In times like these, I turn to the Bible for hope and light in dark times. The story of Job gives some perspective on how to go forward when one’s world gets shattered. Job was a very wealthy man owning thousands of profitable animals and many servants. He had a large family, having 7 sons and 3 daughters who were close to each other. But his outstanding quality was not his wealth and family but his being God-fearing and upright in his life that was given to generosity and humility. However, tragedy struck one after another. Marauders took his donkeys and killed his servants. Lightning struck and set a fire that burned the sheep and the servants tending the sheep. A whirlwind struck the house where all his children were celebrating the eldest’s birthday and killed all of them. All of a sudden, Job’s bright world became grim. What was his response to all these? He worshipped!!! His reason? “I came naked from my mother’s womb, and I will be naked when I leave. The Lord gave me what I had, and the Lord has taken it away. Praise the name of the Lord!”

If losing all was not enough, Job then developed painful and ugly-looking sores all over his body. His wife told him to curse God and die! What was his response to his wife’s advice?
“You talk like a foolish woman. Should we accept only good things from the hand of God and never anything bad?” Wow! As time and his suffering went on, he had this roller-coaster of emotions. He wished he was never born at all. His friends who came to supposedly comfort him started their discourse that Job may have some hidden sin to reap and deserve his untold suffering since God is just and fair. Being with such miserable comforters who accused Job instead of listening in silence as he vented his feelings, he turned to God instead with his questions.

God did not answer Job’s questions. Rather, He went to great lengths describing the complexity, the minute details of His creation, and creatures that nothing escapes His oversight. He is infinitely greater than we can even think or imagine, while we have a very limited view of things and life as a whole. What was Job’s response to God? ” . . . I was talking about things I knew nothing about, things far too wonderful for me . . . I had only heard about you before, but now I have seen you with my own eyes. I take back everything I said, and I sit in dust and ashes to show my repentance.” (Job 42:3-6)

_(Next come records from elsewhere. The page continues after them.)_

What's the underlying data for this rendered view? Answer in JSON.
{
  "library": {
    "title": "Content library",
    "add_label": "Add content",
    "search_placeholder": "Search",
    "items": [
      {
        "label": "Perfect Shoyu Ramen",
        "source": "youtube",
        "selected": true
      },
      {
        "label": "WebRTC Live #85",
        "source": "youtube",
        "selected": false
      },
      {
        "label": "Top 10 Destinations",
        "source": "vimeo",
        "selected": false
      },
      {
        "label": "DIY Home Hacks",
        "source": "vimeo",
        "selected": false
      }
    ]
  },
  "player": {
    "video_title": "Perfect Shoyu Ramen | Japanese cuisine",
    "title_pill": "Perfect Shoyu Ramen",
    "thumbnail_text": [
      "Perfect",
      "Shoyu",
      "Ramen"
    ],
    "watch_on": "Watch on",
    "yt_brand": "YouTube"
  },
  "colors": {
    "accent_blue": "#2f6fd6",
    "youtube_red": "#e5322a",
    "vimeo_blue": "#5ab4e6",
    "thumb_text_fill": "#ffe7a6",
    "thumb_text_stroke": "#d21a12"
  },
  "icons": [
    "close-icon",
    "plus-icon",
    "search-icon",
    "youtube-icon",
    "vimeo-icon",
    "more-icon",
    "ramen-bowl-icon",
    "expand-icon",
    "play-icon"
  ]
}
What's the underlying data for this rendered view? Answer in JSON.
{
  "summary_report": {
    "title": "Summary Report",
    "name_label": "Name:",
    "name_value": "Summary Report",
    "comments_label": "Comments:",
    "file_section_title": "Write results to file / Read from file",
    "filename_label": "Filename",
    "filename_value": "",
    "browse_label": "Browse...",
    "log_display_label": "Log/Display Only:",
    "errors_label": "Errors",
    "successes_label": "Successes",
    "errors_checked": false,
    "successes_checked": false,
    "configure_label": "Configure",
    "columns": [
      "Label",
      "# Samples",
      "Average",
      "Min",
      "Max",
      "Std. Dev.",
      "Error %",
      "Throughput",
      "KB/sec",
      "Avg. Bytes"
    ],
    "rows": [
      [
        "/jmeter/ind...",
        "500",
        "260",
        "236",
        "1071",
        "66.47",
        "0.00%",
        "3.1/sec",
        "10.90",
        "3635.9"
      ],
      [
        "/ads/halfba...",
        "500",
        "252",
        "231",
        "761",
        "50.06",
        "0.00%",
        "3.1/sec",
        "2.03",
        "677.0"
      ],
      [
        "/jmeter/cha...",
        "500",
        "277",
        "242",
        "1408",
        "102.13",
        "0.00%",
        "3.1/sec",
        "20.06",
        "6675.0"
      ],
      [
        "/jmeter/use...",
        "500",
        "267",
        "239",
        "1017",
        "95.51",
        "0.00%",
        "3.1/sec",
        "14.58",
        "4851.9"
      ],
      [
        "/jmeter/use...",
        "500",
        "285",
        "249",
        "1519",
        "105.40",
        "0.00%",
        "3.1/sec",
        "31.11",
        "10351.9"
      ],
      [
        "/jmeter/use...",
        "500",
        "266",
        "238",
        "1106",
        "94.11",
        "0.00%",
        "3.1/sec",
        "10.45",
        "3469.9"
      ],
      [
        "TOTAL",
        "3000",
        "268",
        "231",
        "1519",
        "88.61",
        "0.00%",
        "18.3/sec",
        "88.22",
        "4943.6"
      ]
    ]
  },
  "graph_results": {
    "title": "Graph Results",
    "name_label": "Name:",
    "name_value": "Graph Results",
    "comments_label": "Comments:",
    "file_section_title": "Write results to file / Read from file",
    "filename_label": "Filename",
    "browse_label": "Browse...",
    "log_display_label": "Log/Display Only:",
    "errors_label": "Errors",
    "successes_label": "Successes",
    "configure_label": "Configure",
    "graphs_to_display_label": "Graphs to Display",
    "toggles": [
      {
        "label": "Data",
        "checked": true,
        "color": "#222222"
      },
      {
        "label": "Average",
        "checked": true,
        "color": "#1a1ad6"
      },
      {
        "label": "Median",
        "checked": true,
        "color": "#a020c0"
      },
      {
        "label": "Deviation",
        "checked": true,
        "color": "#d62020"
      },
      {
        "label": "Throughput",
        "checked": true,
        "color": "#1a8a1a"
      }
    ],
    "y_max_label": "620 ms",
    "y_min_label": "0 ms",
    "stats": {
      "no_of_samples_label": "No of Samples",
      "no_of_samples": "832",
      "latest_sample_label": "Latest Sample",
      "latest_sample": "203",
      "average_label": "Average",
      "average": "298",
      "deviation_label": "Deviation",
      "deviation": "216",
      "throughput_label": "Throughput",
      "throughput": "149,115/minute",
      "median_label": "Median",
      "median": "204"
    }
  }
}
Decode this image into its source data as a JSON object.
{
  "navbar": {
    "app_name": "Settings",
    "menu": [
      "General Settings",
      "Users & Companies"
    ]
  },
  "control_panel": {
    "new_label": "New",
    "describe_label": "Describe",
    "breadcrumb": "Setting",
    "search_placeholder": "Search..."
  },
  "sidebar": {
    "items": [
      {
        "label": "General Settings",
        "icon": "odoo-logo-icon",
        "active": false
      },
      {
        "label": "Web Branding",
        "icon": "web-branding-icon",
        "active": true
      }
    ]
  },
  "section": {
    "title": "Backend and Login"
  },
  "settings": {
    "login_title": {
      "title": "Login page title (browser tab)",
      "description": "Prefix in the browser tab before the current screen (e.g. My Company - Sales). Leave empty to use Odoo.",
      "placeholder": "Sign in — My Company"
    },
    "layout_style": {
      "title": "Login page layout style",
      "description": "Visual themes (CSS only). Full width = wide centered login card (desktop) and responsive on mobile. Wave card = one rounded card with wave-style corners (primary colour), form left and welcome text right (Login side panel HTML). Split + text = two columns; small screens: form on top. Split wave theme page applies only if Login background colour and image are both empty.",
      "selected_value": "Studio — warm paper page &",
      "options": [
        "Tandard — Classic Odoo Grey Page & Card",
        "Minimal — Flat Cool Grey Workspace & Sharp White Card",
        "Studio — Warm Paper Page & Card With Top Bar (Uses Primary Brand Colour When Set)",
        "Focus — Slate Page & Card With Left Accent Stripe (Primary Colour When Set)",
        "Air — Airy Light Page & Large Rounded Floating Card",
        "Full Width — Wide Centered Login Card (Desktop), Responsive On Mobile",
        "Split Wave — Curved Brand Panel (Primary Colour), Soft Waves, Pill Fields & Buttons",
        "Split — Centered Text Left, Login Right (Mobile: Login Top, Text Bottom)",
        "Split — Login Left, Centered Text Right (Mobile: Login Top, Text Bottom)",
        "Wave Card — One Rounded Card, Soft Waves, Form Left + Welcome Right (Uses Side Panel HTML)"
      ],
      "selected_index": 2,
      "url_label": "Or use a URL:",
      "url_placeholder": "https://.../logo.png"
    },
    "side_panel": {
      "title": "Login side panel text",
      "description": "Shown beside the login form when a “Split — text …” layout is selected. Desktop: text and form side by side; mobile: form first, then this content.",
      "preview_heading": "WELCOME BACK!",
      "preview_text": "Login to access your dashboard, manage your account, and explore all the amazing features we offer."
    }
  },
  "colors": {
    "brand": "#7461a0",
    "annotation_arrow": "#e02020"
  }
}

How did Job develop such truth-uttering responses to tragedies without giving in to despair and lifting his fist at God? His responses reflected a long and abiding trust in and relationship with God that stayed with him even in bad times. Sometimes there seems to be no rhyme or reason to what we see around us. Good things happen to bad people, and bad things happen to good people. It takes a personal, experiential relationship with God to know that God is good, fair, just, and loving, and this truth does not change even when painful tragedies happen. Researchers and clinicians in the last three decades have documented that religion, spirituality, and God-connectedness are important ways to cope with trauma, stress, sickness, death, and in resiliency in the face of tragedy. In times like these, when we are at the end of our rope, turning to God and seriously seeking Him is not a bad idea, it may be the only idea that will work in our troubled times!